Development of polymer composites based on ultrahigh molecular weight polyethylene, polytetrafluoroethylene and carbon fibers

• Published in: AIP conference proceedings Vol. 2053; no. 1
• Main Authors: Petrova, P. N., Gogoleva, O. V., Argunova, A. G.
• Format: Journal Article Conference Proceeding
• Language: English
• Published: Melville American Institute of Physics 19.12.2018
• Subjects: Carbon fiber reinforced plastics; Carbon fibers; Composite materials; Compressive strength; Dry friction; Failure modes; Lubrication; Molecular weight; Polyethylene; Polymer matrix composites; Polytetrafluoroethylene; Properties (attributes); Protective coatings; Stress-strain relationships; Tensile strain; Ultra high molecular weight polyethylene; Wear rate; Wear resistance
• ISSN: 0094-243X; 1551-7616
• DOI: 10.1063/1.5084413

The paper presents research results on the properties of polymer composite materials based on ultrahigh molecular weight polyethylene and polytetrafluoroethylene modified with carbon fibers. It has been established that an increase in CF concentration is accompanied by a decrease in the stress-strain properties of a PCM based on PTFE, as well as by a change in the behavior of tensile strain curves of the PCM. It has been found that the decrease in stress-strain properties and the change in the failure mode of PTFE-based composites containing CF of the LO-1-12N/40 grade occur at a concentration of 5 wt%, and with the introduction of fibers of the Belum brand, 10 wt% concentration is required. This is probably due to the different values of the critical volume content (φm) of CF in PTFE. It has been detected that the strength is increased by 80% at 5% compression of PCM, and it is doubled at 10% compression in comparison with unfilled PTFE. The rate of mass wear of the PCM based on PTFE containing discrete carbon fibers decreases with an increase in filler concentration.
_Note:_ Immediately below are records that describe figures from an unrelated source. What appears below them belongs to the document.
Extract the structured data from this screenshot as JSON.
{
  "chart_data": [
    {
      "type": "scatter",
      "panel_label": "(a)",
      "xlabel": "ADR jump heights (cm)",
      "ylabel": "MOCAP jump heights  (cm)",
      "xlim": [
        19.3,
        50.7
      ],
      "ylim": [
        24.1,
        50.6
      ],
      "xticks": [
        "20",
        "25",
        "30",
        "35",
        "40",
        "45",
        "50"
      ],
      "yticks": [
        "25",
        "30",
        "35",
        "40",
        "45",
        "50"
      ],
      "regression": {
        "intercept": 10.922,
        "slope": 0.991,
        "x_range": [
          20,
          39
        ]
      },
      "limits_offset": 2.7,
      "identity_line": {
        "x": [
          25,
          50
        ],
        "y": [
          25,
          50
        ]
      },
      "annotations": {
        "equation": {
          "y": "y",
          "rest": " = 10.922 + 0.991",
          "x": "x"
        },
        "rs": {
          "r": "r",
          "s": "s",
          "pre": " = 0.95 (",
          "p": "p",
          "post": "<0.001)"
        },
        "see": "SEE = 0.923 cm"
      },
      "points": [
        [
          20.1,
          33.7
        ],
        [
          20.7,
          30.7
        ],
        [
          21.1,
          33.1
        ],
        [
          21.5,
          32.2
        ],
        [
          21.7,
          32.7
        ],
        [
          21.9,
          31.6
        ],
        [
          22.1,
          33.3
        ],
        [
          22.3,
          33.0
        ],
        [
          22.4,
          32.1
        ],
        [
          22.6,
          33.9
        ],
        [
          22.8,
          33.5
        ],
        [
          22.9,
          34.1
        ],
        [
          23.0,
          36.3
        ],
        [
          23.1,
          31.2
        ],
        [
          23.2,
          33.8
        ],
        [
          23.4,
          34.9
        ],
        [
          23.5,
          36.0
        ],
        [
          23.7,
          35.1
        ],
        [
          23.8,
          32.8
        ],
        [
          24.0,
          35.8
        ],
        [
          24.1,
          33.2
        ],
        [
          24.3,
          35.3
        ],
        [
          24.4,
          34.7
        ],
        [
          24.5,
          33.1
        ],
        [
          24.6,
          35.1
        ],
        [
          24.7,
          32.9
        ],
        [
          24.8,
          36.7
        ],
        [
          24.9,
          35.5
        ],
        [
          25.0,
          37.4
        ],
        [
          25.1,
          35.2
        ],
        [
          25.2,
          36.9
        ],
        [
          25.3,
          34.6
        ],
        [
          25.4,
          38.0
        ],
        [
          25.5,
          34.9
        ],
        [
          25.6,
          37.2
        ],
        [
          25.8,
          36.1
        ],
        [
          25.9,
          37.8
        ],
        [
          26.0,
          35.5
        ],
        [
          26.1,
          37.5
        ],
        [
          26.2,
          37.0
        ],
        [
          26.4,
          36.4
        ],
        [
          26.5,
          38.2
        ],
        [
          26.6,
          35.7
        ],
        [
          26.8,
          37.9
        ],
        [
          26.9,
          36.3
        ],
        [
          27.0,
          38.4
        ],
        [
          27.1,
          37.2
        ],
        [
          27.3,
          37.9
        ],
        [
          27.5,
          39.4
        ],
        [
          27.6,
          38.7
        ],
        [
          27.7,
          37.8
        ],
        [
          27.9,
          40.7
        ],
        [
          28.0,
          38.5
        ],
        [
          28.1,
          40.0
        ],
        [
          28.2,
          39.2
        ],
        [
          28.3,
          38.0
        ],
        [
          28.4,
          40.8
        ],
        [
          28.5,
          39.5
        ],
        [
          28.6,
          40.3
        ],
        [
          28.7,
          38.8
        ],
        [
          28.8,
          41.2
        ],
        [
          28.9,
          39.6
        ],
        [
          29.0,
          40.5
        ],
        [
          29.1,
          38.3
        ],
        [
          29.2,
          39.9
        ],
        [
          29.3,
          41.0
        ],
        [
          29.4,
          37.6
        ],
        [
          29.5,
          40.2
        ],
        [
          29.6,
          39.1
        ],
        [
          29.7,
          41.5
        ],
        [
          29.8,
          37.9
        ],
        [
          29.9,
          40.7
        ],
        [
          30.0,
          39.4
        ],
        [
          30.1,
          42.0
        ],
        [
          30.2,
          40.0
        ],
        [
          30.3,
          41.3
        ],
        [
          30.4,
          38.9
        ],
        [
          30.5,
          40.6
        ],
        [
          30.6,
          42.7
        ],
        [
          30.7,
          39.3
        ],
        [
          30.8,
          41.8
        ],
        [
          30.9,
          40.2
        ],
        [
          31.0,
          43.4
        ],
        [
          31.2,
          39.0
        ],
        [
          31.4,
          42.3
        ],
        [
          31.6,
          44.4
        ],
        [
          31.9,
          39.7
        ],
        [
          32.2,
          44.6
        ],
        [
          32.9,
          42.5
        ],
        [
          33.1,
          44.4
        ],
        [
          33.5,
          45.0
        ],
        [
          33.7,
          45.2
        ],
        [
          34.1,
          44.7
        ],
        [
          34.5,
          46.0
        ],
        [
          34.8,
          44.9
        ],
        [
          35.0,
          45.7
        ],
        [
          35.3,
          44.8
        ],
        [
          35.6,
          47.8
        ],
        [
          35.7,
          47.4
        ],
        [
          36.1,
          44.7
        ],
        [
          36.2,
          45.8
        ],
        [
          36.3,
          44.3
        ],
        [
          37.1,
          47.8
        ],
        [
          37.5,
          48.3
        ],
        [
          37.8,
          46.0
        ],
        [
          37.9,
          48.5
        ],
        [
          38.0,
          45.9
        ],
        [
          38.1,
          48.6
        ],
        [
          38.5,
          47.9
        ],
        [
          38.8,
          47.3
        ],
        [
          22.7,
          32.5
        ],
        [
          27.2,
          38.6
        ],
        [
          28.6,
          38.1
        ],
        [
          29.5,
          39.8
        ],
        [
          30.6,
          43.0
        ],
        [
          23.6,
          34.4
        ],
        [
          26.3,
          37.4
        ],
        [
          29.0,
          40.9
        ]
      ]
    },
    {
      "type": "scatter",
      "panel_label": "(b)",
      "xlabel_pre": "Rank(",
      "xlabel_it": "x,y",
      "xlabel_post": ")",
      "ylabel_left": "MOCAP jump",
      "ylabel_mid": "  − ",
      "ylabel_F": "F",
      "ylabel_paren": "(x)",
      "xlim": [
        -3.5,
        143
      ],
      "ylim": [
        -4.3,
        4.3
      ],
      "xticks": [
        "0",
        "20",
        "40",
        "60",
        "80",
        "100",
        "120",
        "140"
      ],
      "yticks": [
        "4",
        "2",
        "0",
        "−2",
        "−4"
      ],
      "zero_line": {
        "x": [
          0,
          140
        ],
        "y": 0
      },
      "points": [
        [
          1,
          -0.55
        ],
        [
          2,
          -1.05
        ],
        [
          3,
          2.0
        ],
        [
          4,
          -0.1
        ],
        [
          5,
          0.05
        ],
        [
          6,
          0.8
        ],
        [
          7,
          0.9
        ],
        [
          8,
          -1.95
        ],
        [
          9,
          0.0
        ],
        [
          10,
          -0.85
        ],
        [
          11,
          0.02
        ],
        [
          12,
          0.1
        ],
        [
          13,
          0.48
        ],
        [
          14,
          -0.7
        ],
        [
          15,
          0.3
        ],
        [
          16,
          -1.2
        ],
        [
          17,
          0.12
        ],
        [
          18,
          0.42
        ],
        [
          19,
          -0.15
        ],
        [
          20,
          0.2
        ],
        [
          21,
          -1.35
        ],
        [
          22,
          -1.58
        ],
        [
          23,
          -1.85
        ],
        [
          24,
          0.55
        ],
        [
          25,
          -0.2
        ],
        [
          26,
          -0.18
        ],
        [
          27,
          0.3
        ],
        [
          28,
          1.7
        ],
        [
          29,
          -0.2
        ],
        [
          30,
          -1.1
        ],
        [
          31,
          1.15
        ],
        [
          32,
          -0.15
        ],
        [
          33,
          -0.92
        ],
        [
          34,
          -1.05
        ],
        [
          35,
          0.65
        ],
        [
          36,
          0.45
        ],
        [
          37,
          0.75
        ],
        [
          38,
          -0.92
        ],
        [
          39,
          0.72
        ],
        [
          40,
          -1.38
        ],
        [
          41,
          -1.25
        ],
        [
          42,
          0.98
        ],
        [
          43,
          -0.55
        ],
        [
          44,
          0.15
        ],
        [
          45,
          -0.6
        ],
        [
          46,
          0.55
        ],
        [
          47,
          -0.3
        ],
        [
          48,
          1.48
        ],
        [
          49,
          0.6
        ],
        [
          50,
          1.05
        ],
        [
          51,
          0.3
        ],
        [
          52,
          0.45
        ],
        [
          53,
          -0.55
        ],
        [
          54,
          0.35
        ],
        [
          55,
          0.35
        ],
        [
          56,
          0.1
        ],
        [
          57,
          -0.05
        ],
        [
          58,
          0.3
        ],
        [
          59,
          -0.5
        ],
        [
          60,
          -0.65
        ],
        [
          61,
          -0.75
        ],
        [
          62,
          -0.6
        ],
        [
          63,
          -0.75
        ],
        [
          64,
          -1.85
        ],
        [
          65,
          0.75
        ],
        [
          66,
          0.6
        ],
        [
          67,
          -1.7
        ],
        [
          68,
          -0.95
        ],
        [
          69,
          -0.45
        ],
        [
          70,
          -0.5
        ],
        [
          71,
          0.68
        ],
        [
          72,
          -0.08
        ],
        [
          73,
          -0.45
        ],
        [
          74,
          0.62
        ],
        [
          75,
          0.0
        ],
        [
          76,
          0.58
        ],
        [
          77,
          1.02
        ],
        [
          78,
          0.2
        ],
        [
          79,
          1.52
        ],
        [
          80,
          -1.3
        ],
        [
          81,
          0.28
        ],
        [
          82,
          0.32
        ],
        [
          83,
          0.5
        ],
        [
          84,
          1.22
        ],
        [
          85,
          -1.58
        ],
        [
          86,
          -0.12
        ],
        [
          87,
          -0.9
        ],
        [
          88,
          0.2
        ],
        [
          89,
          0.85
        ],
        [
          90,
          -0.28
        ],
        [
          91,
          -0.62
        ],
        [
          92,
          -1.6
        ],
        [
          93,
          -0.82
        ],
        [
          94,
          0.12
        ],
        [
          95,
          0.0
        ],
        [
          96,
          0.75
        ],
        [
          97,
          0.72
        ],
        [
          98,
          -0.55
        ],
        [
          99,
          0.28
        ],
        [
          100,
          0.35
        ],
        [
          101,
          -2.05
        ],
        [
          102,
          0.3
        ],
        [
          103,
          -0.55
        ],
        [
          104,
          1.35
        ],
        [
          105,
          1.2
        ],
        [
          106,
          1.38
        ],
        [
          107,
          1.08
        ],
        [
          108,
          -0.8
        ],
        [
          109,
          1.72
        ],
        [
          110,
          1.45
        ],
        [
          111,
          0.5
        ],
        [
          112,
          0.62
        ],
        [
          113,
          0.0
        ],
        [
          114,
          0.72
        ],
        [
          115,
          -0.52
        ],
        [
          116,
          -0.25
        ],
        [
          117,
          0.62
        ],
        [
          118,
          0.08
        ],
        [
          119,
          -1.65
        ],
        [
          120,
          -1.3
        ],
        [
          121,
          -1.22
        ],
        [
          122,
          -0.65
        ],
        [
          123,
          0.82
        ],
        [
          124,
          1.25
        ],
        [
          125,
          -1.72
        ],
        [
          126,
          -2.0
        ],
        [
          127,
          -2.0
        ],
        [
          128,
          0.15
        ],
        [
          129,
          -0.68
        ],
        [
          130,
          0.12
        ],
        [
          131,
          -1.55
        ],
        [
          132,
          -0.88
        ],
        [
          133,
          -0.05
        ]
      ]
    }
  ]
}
The prospects of using carbon fibers as a reinforcing element of UHMWPE with the aim of obtaining new composites with high tribotechnical characteristics intended for operation under conditions of limited lubrication or dry friction are shown. It has been established that, to improve the stress-strain properties and wear resistance of the PCM based on UHMWPE, it is efficient to use carbon fiber of the Belum brand as a filler, since the interphase interaction of UHMWPE with the fiber is strong due to a hydrophobic fluoroorganic coating on the surface of these carbon fibers.